Une fusion précédente impliquant Albertsons propose un récit édifiant aux acheteurs potentiels. Lorsqu'Albertsons a accepté d'acquérir le pair Safeway pour plus de 9 milliards de dollars en 2014, elle a ensuite obtenu le soutien des autorités réglementaires en signant un accord pour vendre 146 magasins à l'épicier régional de la côte ouest Haggen pour 300 millions de dollars. Haggen a déposé son bilan quelques mois plus tard et a rendu l'accord avec Albertsons responsable de sa disparition. Albertsons a ensuite accepté de racheter plusieurs des magasins Haggen pour 300 millions de dollars.

Il est certain qu'au moins un concurrent d'Albertsons et de Kroger devrait examiner de près leurs cessions potentielles. Le directeur général d'Ahold Delhaize, Frans Muller, a déclaré que son entreprise, quatrième acteur du secteur de l'épicerie aux États-Unis, a une stratégie de fusions et d'acquisitions "très active" et qu'elle cherche à se développer dans l'ouest des États-Unis. C'est dans cette région qu'il y a le plus de chevauchement de magasins entre Kroger et Albertsons et c'est là que les cessions sont les plus probables, selon les analystes.

Ahold n'a pas répondu immédiatement aux demandes de commentaires.

"Tous les magasins que nous devons céder, nous avons l'intention de les commercialiser entièrement, et nous considérerons SpinCo comme une option dans le cadre de ce plan", a déclaré Gary Millerchip, directeur financier de Kroger, aux analystes lors d'une conférence téléphonique vendredi, en faisant référence à la société que Kroger et Albertsons prévoient de former et qui englobera les magasins scindés.

À elles deux, Kroger et Albertsons exploitent actuellement un total de 4 996 magasins.
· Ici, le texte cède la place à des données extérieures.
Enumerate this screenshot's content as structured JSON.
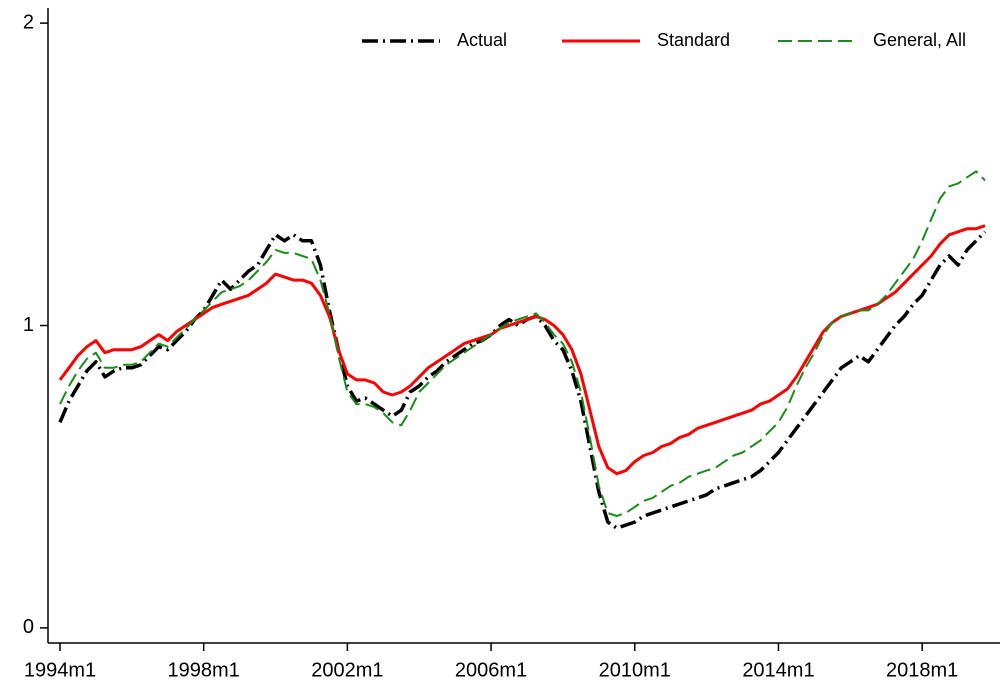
{
  "chart_data": {
    "type": "line",
    "x": [
      "1994m1",
      "1994m4",
      "1994m7",
      "1994m10",
      "1995m1",
      "1995m4",
      "1995m7",
      "1995m10",
      "1996m1",
      "1996m4",
      "1996m7",
      "1996m10",
      "1997m1",
      "1997m4",
      "1997m7",
      "1997m10",
      "1998m1",
      "1998m4",
      "1998m7",
      "1998m10",
      "1999m1",
      "1999m4",
      "1999m7",
      "1999m10",
      "2000m1",
      "2000m4",
      "2000m7",
      "2000m10",
      "2001m1",
      "2001m4",
      "2001m7",
      "2001m10",
      "2002m1",
      "2002m4",
      "2002m7",
      "2002m10",
      "2003m1",
      "2003m4",
      "2003m7",
      "2003m10",
      "2004m1",
      "2004m4",
      "2004m7",
      "2004m10",
      "2005m1",
      "2005m4",
      "2005m7",
      "2005m10",
      "2006m1",
      "2006m4",
      "2006m7",
      "2006m10",
      "2007m1",
      "2007m4",
      "2007m7",
      "2007m10",
      "2008m1",
      "2008m4",
      "2008m7",
      "2008m10",
      "2009m1",
      "2009m4",
      "2009m7",
      "2009m10",
      "2010m1",
      "2010m4",
      "2010m7",
      "2010m10",
      "2011m1",
      "2011m4",
      "2011m7",
      "2011m10",
      "2012m1",
      "2012m4",
      "2012m7",
      "2012m10",
      "2013m1",
      "2013m4",
      "2013m7",
      "2013m10",
      "2014m1",
      "2014m4",
      "2014m7",
      "2014m10",
      "2015m1",
      "2015m4",
      "2015m7",
      "2015m10",
      "2016m1",
      "2016m4",
      "2016m7",
      "2016m10",
      "2017m1",
      "2017m4",
      "2017m7",
      "2017m10",
      "2018m1",
      "2018m4",
      "2018m7",
      "2018m10",
      "2019m1",
      "2019m4",
      "2019m7",
      "2019m10"
    ],
    "series": [
      {
        "name": "Actual",
        "color": "#000000",
        "style": "dash-dot",
        "values": [
          0.68,
          0.75,
          0.8,
          0.85,
          0.88,
          0.83,
          0.85,
          0.86,
          0.86,
          0.87,
          0.9,
          0.93,
          0.92,
          0.95,
          0.98,
          1.02,
          1.05,
          1.1,
          1.15,
          1.12,
          1.15,
          1.18,
          1.2,
          1.25,
          1.3,
          1.28,
          1.3,
          1.28,
          1.28,
          1.2,
          1.05,
          0.92,
          0.8,
          0.75,
          0.76,
          0.74,
          0.72,
          0.7,
          0.72,
          0.78,
          0.8,
          0.83,
          0.85,
          0.88,
          0.9,
          0.92,
          0.94,
          0.95,
          0.97,
          1.0,
          1.02,
          1.0,
          1.02,
          1.03,
          1.0,
          0.95,
          0.92,
          0.85,
          0.75,
          0.6,
          0.45,
          0.35,
          0.33,
          0.34,
          0.35,
          0.37,
          0.38,
          0.39,
          0.4,
          0.41,
          0.42,
          0.43,
          0.44,
          0.46,
          0.47,
          0.48,
          0.49,
          0.5,
          0.52,
          0.55,
          0.58,
          0.62,
          0.66,
          0.7,
          0.74,
          0.78,
          0.82,
          0.86,
          0.88,
          0.9,
          0.88,
          0.92,
          0.96,
          1.0,
          1.03,
          1.07,
          1.1,
          1.15,
          1.2,
          1.23,
          1.2,
          1.25,
          1.28,
          1.31
        ]
      },
      {
        "name": "Standard",
        "color": "#ff0000",
        "style": "solid",
        "values": [
          0.82,
          0.86,
          0.9,
          0.93,
          0.95,
          0.91,
          0.92,
          0.92,
          0.92,
          0.93,
          0.95,
          0.97,
          0.95,
          0.98,
          1.0,
          1.02,
          1.04,
          1.06,
          1.07,
          1.08,
          1.09,
          1.1,
          1.12,
          1.14,
          1.17,
          1.16,
          1.15,
          1.15,
          1.14,
          1.1,
          1.03,
          0.92,
          0.84,
          0.82,
          0.82,
          0.81,
          0.78,
          0.77,
          0.78,
          0.8,
          0.83,
          0.86,
          0.88,
          0.9,
          0.92,
          0.94,
          0.95,
          0.96,
          0.97,
          0.99,
          1.0,
          1.01,
          1.02,
          1.03,
          1.02,
          1.0,
          0.97,
          0.92,
          0.84,
          0.72,
          0.6,
          0.53,
          0.51,
          0.52,
          0.55,
          0.57,
          0.58,
          0.6,
          0.61,
          0.63,
          0.64,
          0.66,
          0.67,
          0.68,
          0.69,
          0.7,
          0.71,
          0.72,
          0.74,
          0.75,
          0.77,
          0.79,
          0.83,
          0.88,
          0.93,
          0.98,
          1.01,
          1.03,
          1.04,
          1.05,
          1.06,
          1.07,
          1.09,
          1.11,
          1.14,
          1.17,
          1.2,
          1.23,
          1.27,
          1.3,
          1.31,
          1.32,
          1.32,
          1.33
        ]
      },
      {
        "name": "General, All",
        "color": "#1a8c1a",
        "style": "dashed",
        "values": [
          0.74,
          0.8,
          0.85,
          0.89,
          0.91,
          0.86,
          0.86,
          0.87,
          0.87,
          0.88,
          0.91,
          0.94,
          0.93,
          0.96,
          0.99,
          1.02,
          1.05,
          1.08,
          1.11,
          1.12,
          1.13,
          1.15,
          1.18,
          1.21,
          1.25,
          1.24,
          1.24,
          1.23,
          1.22,
          1.15,
          1.04,
          0.9,
          0.78,
          0.74,
          0.74,
          0.73,
          0.71,
          0.68,
          0.67,
          0.72,
          0.78,
          0.81,
          0.84,
          0.87,
          0.89,
          0.91,
          0.93,
          0.95,
          0.97,
          0.99,
          1.01,
          1.02,
          1.03,
          1.04,
          1.01,
          0.97,
          0.94,
          0.88,
          0.78,
          0.63,
          0.47,
          0.38,
          0.37,
          0.38,
          0.4,
          0.42,
          0.43,
          0.45,
          0.47,
          0.48,
          0.5,
          0.51,
          0.52,
          0.53,
          0.55,
          0.57,
          0.58,
          0.6,
          0.62,
          0.65,
          0.68,
          0.73,
          0.8,
          0.86,
          0.91,
          0.97,
          1.01,
          1.03,
          1.04,
          1.05,
          1.05,
          1.07,
          1.1,
          1.14,
          1.18,
          1.22,
          1.28,
          1.35,
          1.42,
          1.46,
          1.47,
          1.49,
          1.51,
          1.48
        ]
      }
    ],
    "xlim": [
      "1993m9",
      "2020m3"
    ],
    "xticks": [
      "1994m1",
      "1998m1",
      "2002m1",
      "2006m1",
      "2010m1",
      "2014m1",
      "2018m1"
    ],
    "ylim": [
      -0.05,
      2.05
    ],
    "yticks": [
      0,
      1,
      2
    ],
    "legend": "top"
  }
}
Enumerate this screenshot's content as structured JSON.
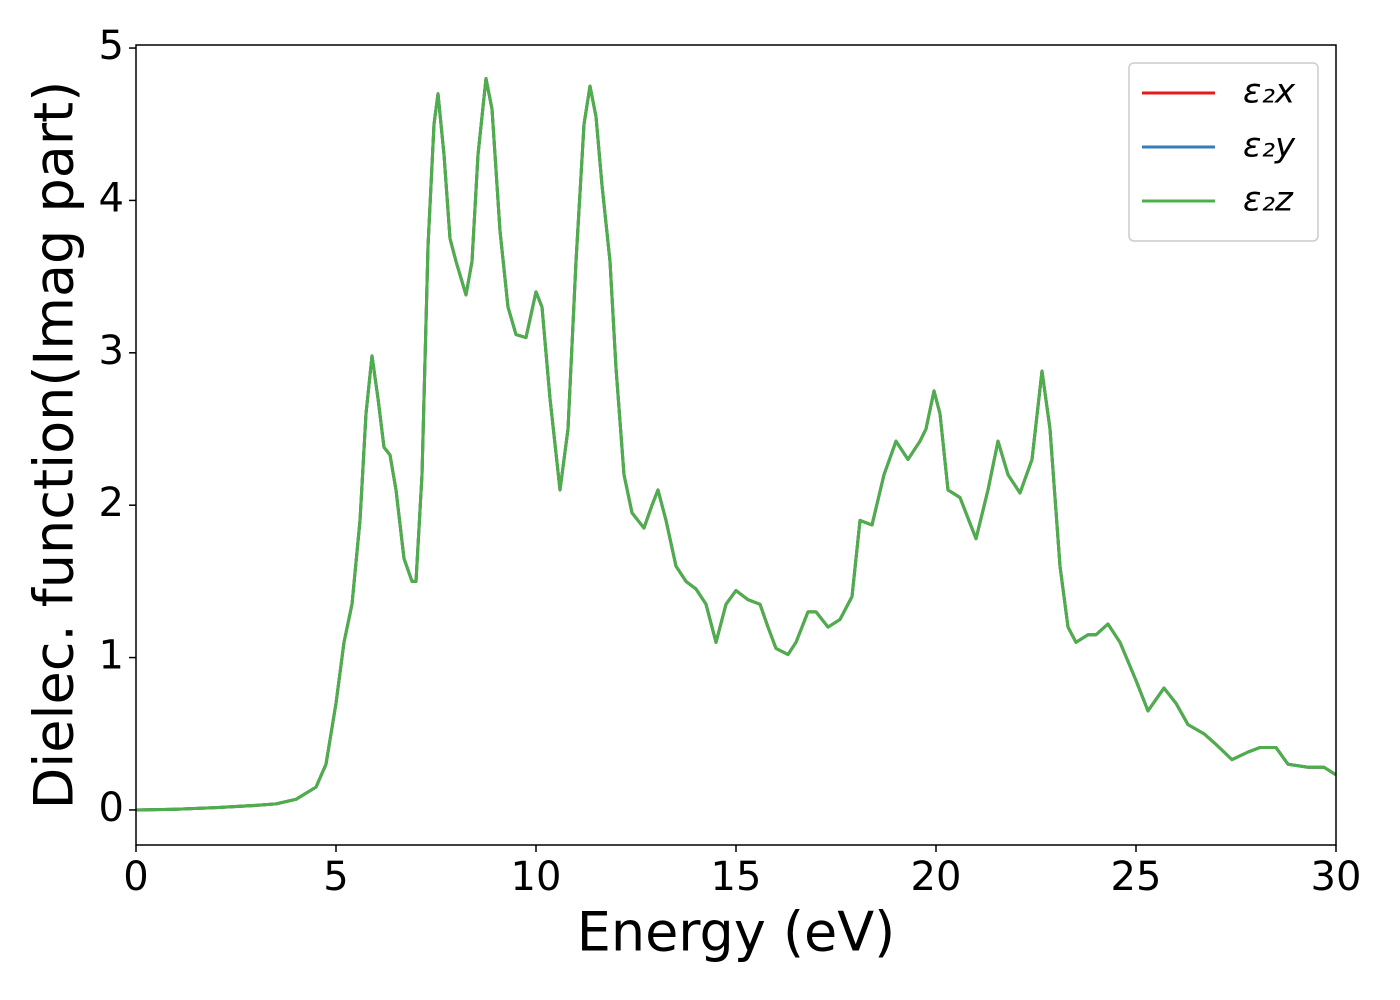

Leur contrat précise que Kroger ne doit pas accepter de céder plus de 650 magasins pour apaiser les régulateurs. Si leur accord échoue, Kroger devra alors à Albertsons une indemnité de rupture de 600 millions de dollars.

DÉFIS DE LA FTC

La FTC, sous la présidence de Lina Khan, a intenté des procès pour bloquer six fusions au cours de l'année dernière, parfois avec succès. Elle a forcé le fabricant d'armes américain Lockheed Martin Corp à renoncer à l'acquisition du fabricant de moteurs de fusée Aerojet Rocketdyne Holdings Inc et a obligé le fabricant de puces Nvidia Corp à renoncer à l'achat d'Arm Ltd de SoftBank Group Corp.

Mais l'agence a également subi une défaite cuisante le mois dernier, lorsqu'un juge administratif américain a rejeté sa contestation de l'acquisition par le fabricant d'équipements d'analyse génétique Illumina Inc. du fabricant de tests de détection du cancer Grail Inc, estimant que l'opération ne nuirait pas à la concurrence. L'homologue de la FTC dans l'Union européenne a réussi à contester l'opération Grail, une décision dont Illumina a fait appel.

M. Khan, nommé par le président américain Joe Biden et ancien professeur de droit, s'est montré très sceptique quant aux prétendus avantages des grandes fusions pour les consommateurs et a critiqué la façon dont la FTC a traité l'accord entre Albertsons et Safeway. Dans un article de la Harvard Law & Policy Review publié il y a cinq ans, elle a écrit que "même un observateur occasionnel aurait pu prédire que Haggen aurait beaucoup de mal à décupler le nombre de ses magasins" à la suite de son accord avec Albertsons, et a fait valoir que le remède antitrust convenu "s'est retourné contre elle".

La FTC s'est refusée à tout commentaire.

Kroger et Albertsons sont conscients que toute nouvelle société qu'ils créent pour reprendre certains de leurs magasins doit être financièrement saine, étant donné ce qui s'est passé avec Haggen, ont déclaré des personnes qui ont travaillé sur leur accord. Ils ont l'intention que la société essaimée ne porte aucune dette, ont ajouté les sources.